Third, although this applies more to the larger firms, training is an important element in the mix. A good option might be to join the Cyber Security Information Sharing Partnership, a forum for government and industry to exchange information on cyber threats and vulnerabilities that was set up in 2013 by the Cabinet Office. The Law Society can sponsor firms to join. Membership is free. The Law Society has a veritable library of cyber security resources for law firms and I am keen to make sure everyone who needs to know, (not just want to know), knows they’re available. See here for a comprehensive list. Highlights include:

·        Law Society Consulting: Nick Podd, who has over 20 years experience in both physical and data security within the military, as well as in industry and The Law Society.

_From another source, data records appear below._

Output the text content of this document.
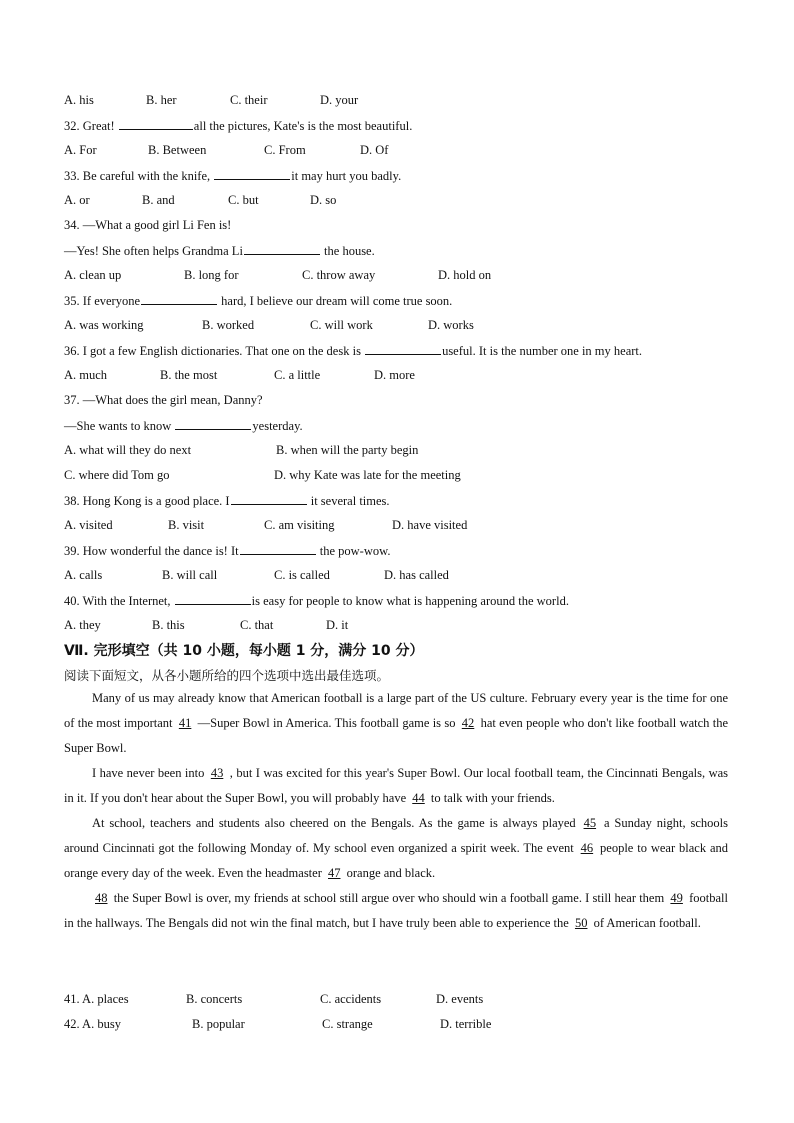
A. his	B. her	C. their	D. your
32. Great!	all the pictures, Kate's is the most beautiful.
A. For	B. Between	C. From	D. Of
33. Be careful with the knife,	it may hurt you badly.
A. or	B. and	C. but	D. so
34. —What a good girl Li Fen is!
—Yes! She often helps Grandma Li	the house.
A. clean up	B. long for	C. throw away	D. hold on
35. If everyone	hard, I believe our dream will come true soon.
A. was working	B. worked	C. will work	D. works
36. I got a few English dictionaries. That one on the desk is	useful. It is the number one in my heart.
A. much	B. the most	C. a little	D. more
37. —What does the girl mean, Danny?
—She wants to know	yesterday.
A. what will they do next	B. when will the party begin
C. where did Tom go	D. why Kate was late for the meeting
38. Hong Kong is a good place. I	it several times.
A. visited	B. visit	C. am visiting	D. have visited
39. How wonderful the dance is! It	the pow-wow.
A. calls	B. will call	C. is called	D. has called
40. With the Internet,	is easy for people to know what is happening around the world.
A. they	B. this	C. that	D. it
Ⅶ. 完形填空（共 10 小题，每小题 1 分，满分 10 分）
阅读下面短文，从各小题所给的四个选项中选出最佳选项。

Many of us may already know that American football is a large part of the US culture. February every year is the time for one of the most important 41 —Super Bowl in America. This football game is so 42 hat even people who don't like football watch the Super Bowl.

I have never been into 43 , but I was excited for this year's Super Bowl. Our local football team, the Cincinnati Bengals, was in it. If you don't hear about the Super Bowl, you will probably have 44 to talk with your friends.

At school, teachers and students also cheered on the Bengals. As the game is always played 45 a Sunday night, schools around Cincinnati got the following Monday of. My school even organized a spirit week. The event 46 people to wear black and orange every day of the week. Even the headmaster 47 orange and black.

48 the Super Bowl is over, my friends at school still argue over who should win a football game. I still hear them 49 football in the hallways. The Bengals did not win the final match, but I have truly been able to experience the 50 of American football.

41. A. places	B. concerts	C. accidents	D. events
42. A. busy	B. popular	C. strange	D. terrible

·         Data Protection: Advice on protecting personal data in online services: learning from the mistakes of others.

·         Encryption to Protect Data: Information Commissioner’s guidance.          


Firms would also be well advised to check out the government backed Cyber Essentials scheme, designed to guide businesses in protecting themselves against cyber threat and providing free-to-download documents that can use as guidance to implement essential security controls
Fourth, firms shouldn’t forget the human factor; the tightest, most encrypted IT routines will not help you if your cyber-criminal is actually a staff member who hasn’t been vetted properly in the recruitment process, and is now supplementing their salary by the sale of confidential data on the black market."

So if your firm has so far only half-heartedly taken on board that cyber threats are real, make it a New Year’s Resolution to dig into these resources and put some proper protections in place.

Thanks for the wake-up call Tim!    



***
Encouraging news to start the year with, that the British Government is finally going to do something about the parallel Sharia court system that undermines British women's rights to justice. Thanks to The Times' The Brief  for bringing the story to me. The Government is taking action at last because it is concerned that Sharia courts in the UK are effectively creating a parallel system of (in)justice, with women discriminated against in particular. Undercover TV documentaries have shown that some women seeking divorce from violent husbands through the Sharia courts are unaware of their legal rights to leave the marriage. They are sometimes even pressurised to attend reconciliation sessions with their violent husbands present, despite injunctions from British courts in place to protect them from violence.

Congratulations to all the investigative journalists and campaigners who worked hard to raise this issue. The Inquiry will be set up in the next weeks and months.